As she came toward the end of the certificate program, she was required to complete 130 hours in the field.
So she teamed up with the Police Athletic League to teach art after-school to at-risk kids in Lealman, and at Operation PAR’s adolescent residential center, working with recovering teen addicts.
“They were absolutely freaking phenomenal. I love those kids,” she said. “Teaching them basic drawing skills takes 10 minutes and once they see that they can do it, it empowers them.”
She became fascinated by the effects art could have on Post Traumatic Stress Disorder, and three months ago began a pilot program of her own at a local Veterans Affairs hospital, working with veterans in the outpatient rehabilitation program. She calls the program Veterans Creating for Community, and heads to the VA for two hours every Tuesday.
“We’re just trying to get them a little more acclimated into the community,” she said.
In a lot of ways, working with veterans is a lot more difficult than working with children, because they’re set in their ways, she said.

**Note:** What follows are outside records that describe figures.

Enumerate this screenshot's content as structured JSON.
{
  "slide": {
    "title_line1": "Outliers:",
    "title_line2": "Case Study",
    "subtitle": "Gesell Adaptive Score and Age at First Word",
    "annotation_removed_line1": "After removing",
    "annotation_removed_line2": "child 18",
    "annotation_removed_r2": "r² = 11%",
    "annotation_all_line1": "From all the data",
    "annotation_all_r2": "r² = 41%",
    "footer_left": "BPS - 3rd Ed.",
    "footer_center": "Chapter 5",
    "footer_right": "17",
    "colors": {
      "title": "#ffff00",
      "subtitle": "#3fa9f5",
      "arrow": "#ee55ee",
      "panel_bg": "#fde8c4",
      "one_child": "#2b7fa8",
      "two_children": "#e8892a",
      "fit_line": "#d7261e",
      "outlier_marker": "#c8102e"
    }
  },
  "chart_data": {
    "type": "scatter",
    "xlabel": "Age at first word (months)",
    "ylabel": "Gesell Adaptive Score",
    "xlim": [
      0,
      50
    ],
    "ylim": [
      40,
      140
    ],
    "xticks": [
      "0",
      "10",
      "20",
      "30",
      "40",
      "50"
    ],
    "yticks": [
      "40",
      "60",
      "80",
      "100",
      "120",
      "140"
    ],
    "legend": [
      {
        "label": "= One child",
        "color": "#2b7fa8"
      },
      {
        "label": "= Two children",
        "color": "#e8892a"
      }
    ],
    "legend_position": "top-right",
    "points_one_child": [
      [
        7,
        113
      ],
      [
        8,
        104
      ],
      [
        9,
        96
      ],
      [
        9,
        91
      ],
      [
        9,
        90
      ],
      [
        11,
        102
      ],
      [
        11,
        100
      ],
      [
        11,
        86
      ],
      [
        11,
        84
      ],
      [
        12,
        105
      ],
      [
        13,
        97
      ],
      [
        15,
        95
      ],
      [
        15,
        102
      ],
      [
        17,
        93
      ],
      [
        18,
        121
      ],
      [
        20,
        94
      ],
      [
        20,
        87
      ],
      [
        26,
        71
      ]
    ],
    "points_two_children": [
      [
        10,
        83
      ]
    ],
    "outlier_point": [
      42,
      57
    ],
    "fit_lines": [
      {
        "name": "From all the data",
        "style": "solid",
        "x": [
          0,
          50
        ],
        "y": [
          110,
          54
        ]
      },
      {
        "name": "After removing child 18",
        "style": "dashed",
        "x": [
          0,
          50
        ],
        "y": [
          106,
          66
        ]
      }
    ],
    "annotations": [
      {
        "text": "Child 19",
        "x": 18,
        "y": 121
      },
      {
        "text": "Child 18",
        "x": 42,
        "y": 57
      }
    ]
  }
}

“They love it,” she said. “But they are a little bit harder. But I had a veteran, a woman, come and tell me, ‘The only reason I got out of bed today was because I knew you were going to be there.’”
She added, “For a lot of them, it’s kind of their down time. It takes their stress away. It makes them feel better.”
Now she hopes to expand the program, which already has issues finding the funding to keep it going. She wants to bring in another teacher so her students can work with clay, and eventually she’d like to bring in teachers of other art forms, like music and writing.
In March, her project was a finalist for a Creative Pinellas’ Beach FEAST, a county-sponsored micro-funding program.
“But we need the money to keep going,” she said. “If there’s any way possible, I’d like to keep this veterans program going.”